In 2004, when anti-Aristide groups reported a turnout of 60,000 people at a protest in Port-au-Prince, the capital, Norton stuck to his principles.

Using police standards for counting crowds, he reported a far lower number. The result: death threats, angry mobs and Norton's name singled out on opposition radio programs.

David Beard, who was the AP's Caribbean news editor from 1992 to 1995, said Norton "helped a generation of readers worldwide understand the despair, joy, and mysteries" of Haiti.
"His diligence and respect for the nation translated as well for writers, reporters, and policymakers who followed his path," Beard said in an e-mail from Boston, where he works as editor of The Boston Globe's Web site.

Norton tirelessly covered Haiti until the end, leaving with a final scoop.

Through sources he had built over 20 years, Norton was the first journalist to report that Aristide was ousted Feb. 29, 2004, after a three-week revolt led by gangs and former soldiers.

He left soon after to seek medical attention for a melanoma that had returned.

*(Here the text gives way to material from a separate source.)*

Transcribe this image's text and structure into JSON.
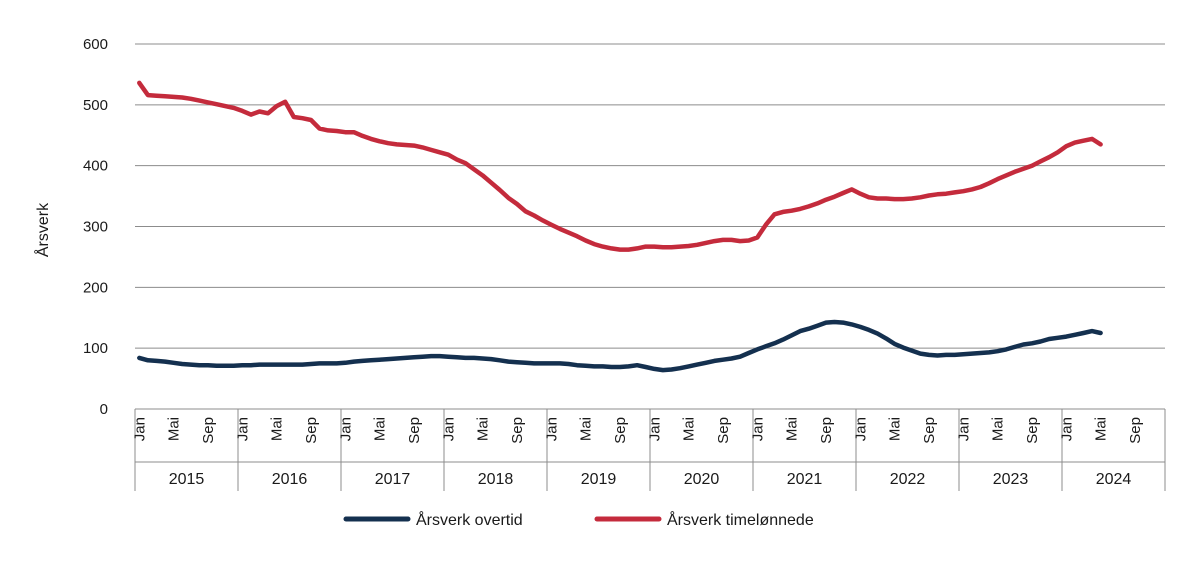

"He sustained me through difficult times with unconditional friendship," said Dan Whitman, a friend of Norton's who worked at the U.S. Embassy in 1999-2001. "Though our professions put information to somewhat different purposes, we had an identical interest in accuracy."|

Norton's most colorful stories came from covering Haiti's regular Voodoo pilgrimages. The religion was officially sanctioned during his time in the country.

"We just lost a Haitian journalist, someone who belonged to us," said Joseph Guyler Delva, a Haitian reporter who heads an association of local journalists and recalled Norton's fluency in Haitian Creole, a blend of French and African words and syntax. He said Norton, who was white, was never considered a "foreign" correspondent by Haitians.

Norton joined the AP's San Juan bureau in 2004, returning to Haiti briefly in 2006, to cover the election of Rene Preval as president.

He retired months later, listening to jazz and writing poetry until the end.

He penned several books, including "And When the Weeds Began to Grow," and his latest, "Eschatology," which was published this year. Another book, written in Spanish, was titled, "A quien pueda interesar" or "To Whom It May Concern."

He often said two books that captured Haiti best were "Alice in Wonderland" and "Exodus."

"You can't piece together points of view," Norton said in 2007 of writing about Haiti.

"You can stack them or align them. But that is like bringing together all the trees in the forest, which becomes impenetrable, like forging a fence from wooden planks. You have to depend on your own intuition, your own capacity to enter into another world, to fall with Alice (in Wonderland) down the hole and subsequently not to lose your sanity or be persnickety about the incomprehensible."

Norton is survived by his wife, Domnina Alcantara de los Santos.
___
Paisley Dodds was the AP's Caribbean news editor from 2000 to 2005.